Io guardavo il servizio e continuavo a pensare che c’era qualcosa che non andava nel racconto, mi ricordavo qualcosa che avevo già trattato su BUTAC. Le regole sul voto dall’estero sono le stesse dal 2001, ne parlavamo nel 2016. Non vi sto a riportare l’articolo precedente, anche perché è per lo più un riportare a sua volta la legge in vigore, la 459 del 27 dicembre 2001. Che prevede innanzitutto che le schede vengano inviate ai consolati, solo il quantitativo preciso richiesto, quindi se tu non l’hai espressamente richiesta la scheda o meglio se non sei iscritto nel registro AIRE, pur essendo cittadino italiano, non ti arriva.
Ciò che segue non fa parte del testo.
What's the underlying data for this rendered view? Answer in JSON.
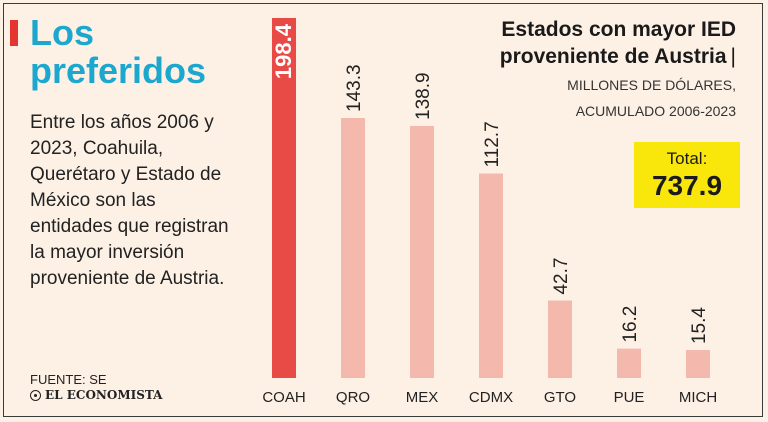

Da nessuna parte nel servizio delle Iene vedo chiedere agli intervistati se loro abbiano fatto richiesta di scheda elettorale. Sono i consolati a provvedere al recapito delle schede agli elettori del Paese, usando solitamente servizi di posta certificata. Una volta votato occorre inserire nella busta anche il tagliando elettorale, perché una volta spedito indietro il tutto verranno conteggiati validi solo i voti di chi ha presentato un tagliando appartenente a un soggetto che ha fatto espressa richiesta di voto. 

Non è così facile riuscire ad aggirare la cosa senza l’espressa complicità di soggetti che abbiano richiesto la scheda per poi consegnarla insieme al tagliando al politico di riferimento, non trovate? A quel punto non sarebbe più semplice che votassero direttamente per il politico con cui avrebbero fatto combutta? Davvero fatico a comprendere la logica degli eventi, e il perché non raccontare come funziona il voto dall’estero.
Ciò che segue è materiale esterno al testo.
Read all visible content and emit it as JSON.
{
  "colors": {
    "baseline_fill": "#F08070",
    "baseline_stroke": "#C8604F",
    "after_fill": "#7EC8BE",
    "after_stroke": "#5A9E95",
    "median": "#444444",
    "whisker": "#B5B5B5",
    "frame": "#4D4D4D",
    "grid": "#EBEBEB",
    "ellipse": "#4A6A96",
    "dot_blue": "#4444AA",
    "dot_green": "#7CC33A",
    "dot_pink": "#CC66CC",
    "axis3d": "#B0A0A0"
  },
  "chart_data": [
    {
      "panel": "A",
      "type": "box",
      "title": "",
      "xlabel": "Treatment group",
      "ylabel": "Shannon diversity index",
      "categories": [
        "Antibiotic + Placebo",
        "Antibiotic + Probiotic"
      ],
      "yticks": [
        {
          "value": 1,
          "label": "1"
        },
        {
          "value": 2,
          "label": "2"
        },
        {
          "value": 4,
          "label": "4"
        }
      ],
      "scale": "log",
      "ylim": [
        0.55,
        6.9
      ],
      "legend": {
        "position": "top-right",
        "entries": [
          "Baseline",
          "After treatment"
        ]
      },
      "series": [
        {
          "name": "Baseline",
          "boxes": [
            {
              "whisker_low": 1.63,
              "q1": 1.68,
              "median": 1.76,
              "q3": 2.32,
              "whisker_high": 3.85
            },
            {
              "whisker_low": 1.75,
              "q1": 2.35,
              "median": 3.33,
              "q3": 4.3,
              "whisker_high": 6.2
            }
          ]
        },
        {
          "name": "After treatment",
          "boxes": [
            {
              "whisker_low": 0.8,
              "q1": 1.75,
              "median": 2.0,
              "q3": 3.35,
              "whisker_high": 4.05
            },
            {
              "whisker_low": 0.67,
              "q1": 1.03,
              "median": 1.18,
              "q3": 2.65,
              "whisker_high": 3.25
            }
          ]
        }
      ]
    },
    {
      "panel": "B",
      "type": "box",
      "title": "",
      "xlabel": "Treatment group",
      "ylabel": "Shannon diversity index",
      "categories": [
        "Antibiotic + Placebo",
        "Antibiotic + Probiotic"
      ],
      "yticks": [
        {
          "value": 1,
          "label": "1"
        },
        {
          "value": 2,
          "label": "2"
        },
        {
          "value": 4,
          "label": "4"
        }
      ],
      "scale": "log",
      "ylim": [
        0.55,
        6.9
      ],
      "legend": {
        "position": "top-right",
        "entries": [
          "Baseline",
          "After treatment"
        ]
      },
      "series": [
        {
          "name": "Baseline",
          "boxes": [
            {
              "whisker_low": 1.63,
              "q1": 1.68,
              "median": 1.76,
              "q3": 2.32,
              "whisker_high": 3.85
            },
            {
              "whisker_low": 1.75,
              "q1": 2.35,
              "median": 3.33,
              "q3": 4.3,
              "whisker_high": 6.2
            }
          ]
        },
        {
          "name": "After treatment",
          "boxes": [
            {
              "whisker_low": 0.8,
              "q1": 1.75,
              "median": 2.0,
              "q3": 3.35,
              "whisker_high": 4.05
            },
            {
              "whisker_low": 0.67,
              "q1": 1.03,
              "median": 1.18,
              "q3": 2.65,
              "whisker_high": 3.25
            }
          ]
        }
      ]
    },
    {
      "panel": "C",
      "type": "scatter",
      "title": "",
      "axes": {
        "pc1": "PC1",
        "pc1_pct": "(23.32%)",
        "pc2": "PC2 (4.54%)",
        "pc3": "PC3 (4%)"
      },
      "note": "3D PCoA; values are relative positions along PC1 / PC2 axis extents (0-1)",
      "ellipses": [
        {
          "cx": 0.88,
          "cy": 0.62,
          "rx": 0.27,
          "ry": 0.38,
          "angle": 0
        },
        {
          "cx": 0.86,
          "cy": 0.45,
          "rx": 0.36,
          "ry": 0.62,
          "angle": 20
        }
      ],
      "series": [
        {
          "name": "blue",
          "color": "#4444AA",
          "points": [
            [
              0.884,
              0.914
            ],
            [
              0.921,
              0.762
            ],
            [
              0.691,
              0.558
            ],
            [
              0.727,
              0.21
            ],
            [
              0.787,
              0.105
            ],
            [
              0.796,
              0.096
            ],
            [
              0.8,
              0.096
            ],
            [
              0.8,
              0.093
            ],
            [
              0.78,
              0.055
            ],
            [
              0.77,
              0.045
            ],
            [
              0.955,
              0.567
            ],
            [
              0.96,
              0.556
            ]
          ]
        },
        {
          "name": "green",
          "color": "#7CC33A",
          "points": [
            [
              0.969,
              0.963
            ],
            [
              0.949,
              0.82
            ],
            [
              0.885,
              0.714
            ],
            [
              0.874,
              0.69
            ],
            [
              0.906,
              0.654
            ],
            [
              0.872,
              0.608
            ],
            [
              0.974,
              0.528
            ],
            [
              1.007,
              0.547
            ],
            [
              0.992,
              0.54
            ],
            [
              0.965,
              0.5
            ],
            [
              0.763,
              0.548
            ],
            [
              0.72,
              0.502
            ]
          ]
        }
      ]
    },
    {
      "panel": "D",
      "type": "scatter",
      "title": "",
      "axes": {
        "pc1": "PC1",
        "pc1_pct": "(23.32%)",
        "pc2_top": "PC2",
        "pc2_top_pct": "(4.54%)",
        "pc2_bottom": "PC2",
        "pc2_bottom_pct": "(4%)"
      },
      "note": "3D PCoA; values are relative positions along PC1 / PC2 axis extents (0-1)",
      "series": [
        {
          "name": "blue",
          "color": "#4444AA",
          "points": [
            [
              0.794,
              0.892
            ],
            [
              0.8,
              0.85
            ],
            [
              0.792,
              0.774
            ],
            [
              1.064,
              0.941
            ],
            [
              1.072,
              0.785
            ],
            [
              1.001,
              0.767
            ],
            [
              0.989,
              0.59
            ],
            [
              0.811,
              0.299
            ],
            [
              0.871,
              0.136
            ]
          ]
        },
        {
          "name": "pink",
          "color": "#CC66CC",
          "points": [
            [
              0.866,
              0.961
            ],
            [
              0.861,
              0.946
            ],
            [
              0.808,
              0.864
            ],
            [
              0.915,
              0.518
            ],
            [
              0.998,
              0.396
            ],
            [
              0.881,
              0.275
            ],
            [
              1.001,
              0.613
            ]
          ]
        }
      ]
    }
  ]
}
Prima di lasciarci vorrei fare un’altra piccola precisazione: nel servizio si vede Razzi, e vengono fatte accuse a lui stesso sulla raccolta di plichi, ma tra il racconto della compravendita di cui sopra e le foto con gli elettori che compilano le loro schede di fronte a Razzi c’è differenza. Quello che si vede nelle foto non è altro che l’estremo di quello che sarebbe sensato. Siamo di fronte a supporter del politico che a una manifestazione in sua presenza vogliono dimostrare l’assoluta fedeltà alla persona. Parliamo di comunità piccole, dove è facile identificare chi vota per chi, e non se ne fa segreto, magari sperando nella protezione dell’importante politico. Sia chiaro, non vedo meno dolo, ma almeno manca la compravendita. Si parte però dal presupposto che ognuno di quegli italiani all’estero abbia consegnato a Razzi anche il tagliando, altrimenti i voti sarebbero tutti non validi. Tutto questo purtroppo dimostra l’asservimento di una certa classe elettorale nei confronti del politico di riferimento, qualcosa a mio avviso doveva finire negli anni ’80 – o ancor meglio mai cominciare; devono essere loro al servizio del cittadino, non l’opposto.

Sia chiaro, questo non significa che non esista possibilità di brogli, e per questo bisogna sempre vigilare ed avere normative che permettano un corretto svolgimento delle pratiche elettorali. Ma nel caso raccontato dalle Iene a mio parere i buchi sono visibili a tutti.
Abbiamo solo raccontato una st…
acc…
No quelli sono gli altri, io ho cercato solo di raccontarvi brevemente i fatti, quelli che a mio avviso al servizio delle Iene mancavano.